How have all the factors above been brought together to estimate a fair value?
  • The analysts have a consensus price target of $9.023 for DiamondRock Hospitality based on their expectations of its future earnings growth, profit margins and other risk factors. However, there is a degree of disagreement amongst analysts, with the most bullish reporting a price target of $10.0, and the most bearish reporting a price target of just $8.0.
  • In order for you to agree with the analyst's consensus, you'd need to believe that by 2028, revenues will be $1.2 billion, earnings will come to $123.4 million, and it would be trading on a PE ratio of 18.7x, assuming you use a discount rate of 8.9%.
  • Given the current share price of $8.09, the analyst price target of $9.02 is 10.3% higher.
  • We always encourage you to reach your own conclusions though. So sense check these analyst numbers against your own assumptions and expectations based on your understanding of the business and what you believe is probable.
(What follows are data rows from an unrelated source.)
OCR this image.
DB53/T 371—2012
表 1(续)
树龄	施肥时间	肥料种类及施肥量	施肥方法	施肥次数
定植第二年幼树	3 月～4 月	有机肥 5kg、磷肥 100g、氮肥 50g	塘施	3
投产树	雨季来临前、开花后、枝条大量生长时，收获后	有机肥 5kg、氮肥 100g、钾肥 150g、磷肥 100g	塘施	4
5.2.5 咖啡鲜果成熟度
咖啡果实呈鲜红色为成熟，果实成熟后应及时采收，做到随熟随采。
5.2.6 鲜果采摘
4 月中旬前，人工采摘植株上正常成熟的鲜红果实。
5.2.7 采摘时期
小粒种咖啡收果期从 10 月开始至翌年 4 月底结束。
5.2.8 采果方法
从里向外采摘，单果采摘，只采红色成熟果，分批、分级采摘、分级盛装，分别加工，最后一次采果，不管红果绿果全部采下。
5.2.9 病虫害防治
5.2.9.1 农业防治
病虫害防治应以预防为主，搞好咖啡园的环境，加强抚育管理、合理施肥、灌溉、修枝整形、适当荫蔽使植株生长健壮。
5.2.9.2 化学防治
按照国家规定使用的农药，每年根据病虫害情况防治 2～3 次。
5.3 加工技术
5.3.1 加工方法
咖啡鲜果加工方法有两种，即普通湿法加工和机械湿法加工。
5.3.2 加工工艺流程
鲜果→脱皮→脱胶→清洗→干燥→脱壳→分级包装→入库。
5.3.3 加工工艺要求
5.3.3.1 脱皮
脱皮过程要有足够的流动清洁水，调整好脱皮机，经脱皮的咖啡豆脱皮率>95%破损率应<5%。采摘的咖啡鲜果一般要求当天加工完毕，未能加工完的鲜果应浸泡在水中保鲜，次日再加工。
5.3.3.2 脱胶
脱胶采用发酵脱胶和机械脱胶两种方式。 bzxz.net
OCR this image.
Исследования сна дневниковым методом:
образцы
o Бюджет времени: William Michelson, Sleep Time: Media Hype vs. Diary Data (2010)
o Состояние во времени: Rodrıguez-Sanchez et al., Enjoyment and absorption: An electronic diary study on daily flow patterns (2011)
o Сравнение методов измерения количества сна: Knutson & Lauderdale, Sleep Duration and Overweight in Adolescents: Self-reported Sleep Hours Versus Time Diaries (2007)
How well do narratives help inform your perspective?

Disclaimer

AnalystConsensusTarget is a tool utilizing a Large Language Model (LLM) that ingests data on consensus price targets, forecasted revenue and earnings figures, as well as the transcripts of earnings calls to produce qualitative analysis. The narratives produced by AnalystConsensusTarget are general in nature and are based solely on analyst data and publicly-available material published by the respective companies. These scenarios are not indicative of the company's future performance and are exploratory in nature. Simply Wall St has no position in the company(s) mentioned. Simply Wall St may provide the securities issuer or related entities with website advertising services for a fee, on an arm's length basis. These relationships have no impact on the way we conduct our business, the content we host, or how our content is served to users. The price targets and estimates used are consensus data, and do not constitute a recommendation to buy or sell any stock, and they do not take account of your objectives, or your financial situation. Note that AnalystConsensusTarget's analysis may not factor in the latest price-sensitive company announcements or qualitative material.